There's a Movement Afoot - tracing the path of the Underground Railroad movement
American Visions, Feb, 1999 by Ann E. Eskridge, Sharon Fitzgerald
Standing upon a Kentucky plantation's field of tobacco stubble, Beverly Gray gazed across the shoreline at Ohio. She wondered how slaves who once tilled this ground had managed to endure the endless, backbreaking work, knowing that freedom was just across the river.
Gray's musings continued as she walked across the field and peered down a steep embankment into the murky Ohio River. In awe, she imagined fugitive slaves running by night through the woods, carefully climbing down the hillside, making their way to the river's edge. If they were fortunate, a boat awaited to ferry them across the water. Gray thought of the brave runaways who never made it to freedom, as well as of the many who did.

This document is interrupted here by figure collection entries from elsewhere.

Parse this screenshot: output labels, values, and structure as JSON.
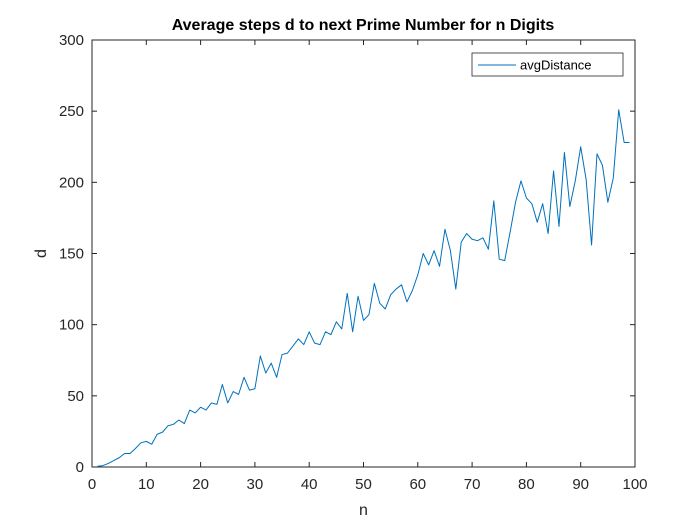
{
  "chart_data": {
    "type": "line",
    "title": "Average steps d to next Prime Number for n Digits",
    "xlabel": "n",
    "ylabel": "d",
    "xlim": [
      0,
      100
    ],
    "ylim": [
      0,
      300
    ],
    "xticks": [
      0,
      10,
      20,
      30,
      40,
      50,
      60,
      70,
      80,
      90,
      100
    ],
    "yticks": [
      0,
      50,
      100,
      150,
      200,
      250,
      300
    ],
    "grid": false,
    "legend_position": "top-right",
    "series": [
      {
        "name": "avgDistance",
        "color": "#0072BD",
        "x": [
          1,
          2,
          3,
          4,
          5,
          6,
          7,
          8,
          9,
          10,
          11,
          12,
          13,
          14,
          15,
          16,
          17,
          18,
          19,
          20,
          21,
          22,
          23,
          24,
          25,
          26,
          27,
          28,
          29,
          30,
          31,
          32,
          33,
          34,
          35,
          36,
          37,
          38,
          39,
          40,
          41,
          42,
          43,
          44,
          45,
          46,
          47,
          48,
          49,
          50,
          51,
          52,
          53,
          54,
          55,
          56,
          57,
          58,
          59,
          60,
          61,
          62,
          63,
          64,
          65,
          66,
          67,
          68,
          69,
          70,
          71,
          72,
          73,
          74,
          75,
          76,
          77,
          78,
          79,
          80,
          81,
          82,
          83,
          84,
          85,
          86,
          87,
          88,
          89,
          90,
          91,
          92,
          93,
          94,
          95,
          96,
          97,
          98,
          99
        ],
        "y": [
          0.5,
          1,
          2.5,
          4.5,
          6.5,
          9.5,
          9.5,
          13,
          17,
          18,
          16,
          23,
          24.5,
          29,
          30,
          33,
          30.5,
          40,
          38,
          42,
          40,
          45,
          44,
          58,
          45,
          53,
          51,
          63,
          54,
          55,
          78,
          66,
          73,
          63,
          79,
          80,
          85,
          90,
          86,
          95,
          87,
          86,
          95,
          93,
          102,
          97,
          122,
          95,
          120,
          103,
          107,
          129,
          115,
          111,
          121,
          125,
          128,
          116,
          124,
          135,
          150,
          142,
          152,
          141,
          167,
          152,
          125,
          158,
          164,
          160,
          159,
          161,
          153,
          187,
          146,
          145,
          165,
          186,
          201,
          189,
          185,
          172,
          185,
          164,
          208,
          169,
          221,
          183,
          201,
          225,
          202,
          156,
          220,
          212,
          186,
          203,
          251,
          228,
          228
        ]
      }
    ]
  }
}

As an educator and a member of the Ohio Underground Railroad Association, Gray spends much of her free time investigating and documenting sites that may have significance in the Underground Railroad movement. She has been researching African-American history, and particularly the Underground Railroad, for the past 30 years.

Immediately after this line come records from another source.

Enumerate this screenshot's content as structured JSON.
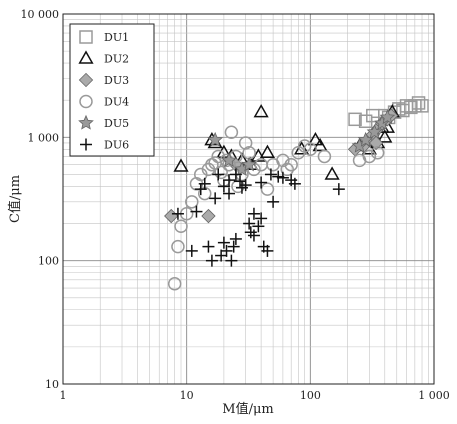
{
  "chart_data": {
    "type": "scatter",
    "title": "",
    "xlabel": "M值/μm",
    "ylabel": "C值/μm",
    "x_scale": "log",
    "y_scale": "log",
    "xlim": [
      1,
      1000
    ],
    "ylim": [
      10,
      10000
    ],
    "x_ticks": [
      "1",
      "10",
      "100",
      "1 000"
    ],
    "y_ticks": [
      "10",
      "100",
      "1 000",
      "10 000"
    ],
    "grid": true,
    "legend_position": "top-left",
    "series": [
      {
        "name": "DU1",
        "marker": "square",
        "color": "#9a9a9a",
        "x": [
          230,
          280,
          320,
          350,
          400,
          430,
          480,
          520,
          560,
          600,
          650,
          700,
          750,
          800
        ],
        "y": [
          1400,
          1350,
          1500,
          1300,
          1500,
          1450,
          1600,
          1700,
          1650,
          1800,
          1750,
          1800,
          1900,
          1800
        ]
      },
      {
        "name": "DU2",
        "marker": "triangle",
        "color": "#111111",
        "x": [
          9,
          16,
          17,
          20,
          23,
          28,
          33,
          38,
          40,
          45,
          85,
          110,
          120,
          150,
          250,
          300,
          350,
          380,
          400,
          420,
          460
        ],
        "y": [
          580,
          950,
          900,
          750,
          700,
          650,
          600,
          700,
          1600,
          750,
          800,
          950,
          850,
          500,
          850,
          800,
          900,
          1200,
          1000,
          1200,
          1600
        ]
      },
      {
        "name": "DU3",
        "marker": "diamond",
        "color": "#aaaaaa",
        "x": [
          7.5,
          15,
          25,
          230,
          270,
          300,
          320,
          340,
          360,
          380,
          420,
          450
        ],
        "y": [
          230,
          230,
          600,
          800,
          850,
          950,
          1050,
          900,
          1200,
          1300,
          1400,
          1500
        ]
      },
      {
        "name": "DU4",
        "marker": "circle",
        "color": "#9a9a9a",
        "x": [
          8,
          8.5,
          9,
          10,
          11,
          12,
          13,
          14,
          15,
          16,
          17,
          18,
          19,
          20,
          21,
          22,
          23,
          25,
          26,
          28,
          30,
          32,
          35,
          40,
          45,
          50,
          60,
          65,
          70,
          80,
          90,
          100,
          130,
          250,
          300,
          350
        ],
        "y": [
          65,
          130,
          190,
          240,
          300,
          420,
          500,
          350,
          550,
          600,
          620,
          700,
          520,
          450,
          650,
          600,
          1100,
          700,
          400,
          500,
          900,
          750,
          550,
          600,
          380,
          600,
          650,
          550,
          600,
          750,
          850,
          800,
          700,
          650,
          700,
          750
        ]
      },
      {
        "name": "DU5",
        "marker": "star",
        "color": "#999999",
        "x": [
          17,
          22,
          28,
          32,
          250,
          280,
          330,
          380,
          420
        ],
        "y": [
          950,
          650,
          550,
          600,
          850,
          950,
          1100,
          1300,
          1450
        ]
      },
      {
        "name": "DU6",
        "marker": "plus",
        "color": "#111111",
        "x": [
          8.5,
          11,
          12,
          13,
          14,
          15,
          16,
          17,
          18,
          19,
          20,
          20,
          21,
          22,
          22,
          23,
          24,
          25,
          25,
          27,
          28,
          30,
          32,
          33,
          35,
          35,
          38,
          40,
          40,
          42,
          45,
          48,
          50,
          55,
          60,
          70,
          75,
          170
        ],
        "y": [
          240,
          120,
          250,
          380,
          420,
          130,
          100,
          320,
          500,
          110,
          400,
          140,
          120,
          450,
          350,
          100,
          130,
          500,
          150,
          440,
          390,
          410,
          200,
          170,
          160,
          240,
          190,
          430,
          220,
          130,
          120,
          500,
          300,
          480,
          470,
          450,
          420,
          380
        ]
      }
    ]
  }
}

"I live smack in the middle of an incredible history that's never been told," says Gray. Her research has taken her throughout Ohio, and sometimes, as with her trip to Kentucky, into the bordering South. "[I] wanted to see for myself what a slave saw on the banks looking across to freedom."
Gray's tendency to follow her instincts has been rewarded. On her way to the Ohio River, she spotted a plantation house, and something urged her to venture inside. The woman who owned the house graciously escorted her about. When they reached a particular bedroom, the owner mentioned, matter-of-factly, that it was from this room that "John Parker stole the baby."
To Gray, these words were chilling. A discovery like this one is not unusual for her, but each time, she is just as stunned by it. The story her hostess recounted was familiar to Ohio historians, but not as well-known by others.
At the narrative's center was John Parker, a fugitive slave who had escaped from Kentucky and settled in Ripley, Ohio. Once free, he became an inventor, industrialist and foundry owner. He was also an abolitionist and a conductor on the Underground Railroad.
One night, he was set to guide a husband and wife into the free state of Ohio but found them reluctant to escape. It seemed that their owner was keeping the couple's newborn child in his bedroom, knowing that the parents would not leave without their baby. As the story goes, Parker urged the man and woman to flee, promising to bring their baby to them.
"He crawled along the floor, went to the mistress' side of the bed and grabbed the baby," says Gray. "The master woke up and fired shots, but Parker and the baby were able to escape. He met the couple on the banks and spirited all of them to freedom in Ohio."
By identifying the achievements of men like Parker, as well as the sites of Underground Railroad stations, groups like the Ohio Underground Railroad Association are attempting to shed a clearer, more truthful light upon American slavery and upon the movement that fought against it. In 1998, the diligence of such groups, coupled with the dedicated scholarship and advocacy of historians and preservationists, prompted the U.S. Congress to pass a bill to support programs devoted to the Underground Railroad.
The political process began in 1990, when the National Park Service (NPS) received a congressional mandate to study the Underground Railroad and suggest how it could best be recognized. A committee was formed to review the possibilities.
For five years, experts in the fields of African-American and U.S. history worked with specialists in historic preservation to discuss the identification and protection of Underground Railroad sites and the development of interpretive and commemorative programs. Another goal was the development of a procedural blueprint for the management of important sites, routes and structures.
From a preliminary list of 380 locations, 42 met the exacting criteria established for national historic landmarks. This standard includes not only a site's "nationally significant association, but also a high state of historic preservation, or historic integrity," according to NPS. These potential landmarks, located in 23 states and districts across the United States, included the birthplace of Harriet Tubman in Bucktown, Md.; John Brown's farm in Lake Placid, N.Y.; and the home of John Parker in Ripley.
The committee submitted to Congress its detailed findings in 1995. Last year, the House of Representatives passed the National Underground Railroad Network to Freedom Act of 1998 (House Resolution 1635) by a 415-2 vote. A $500,000 annual budget has been designated for education and preservation efforts. On July 22 President Clinton signed the bill into law. Senate Bill 2070 assigned a $24-million five-year budget, special authorizations, and guidelines for the establishment of Underground Railroad cooperative educational and cultural programs.
"I think that the passage of the act provides national recognition to a movement that has too long been ignored," says historian John Fleming, who in January assumed the position of director of the National Underground Railroad Freedom Center in Cincinnati. "It brings national attention to the whole struggle for freedom, not only among African Americans, but among all freedom-loving people."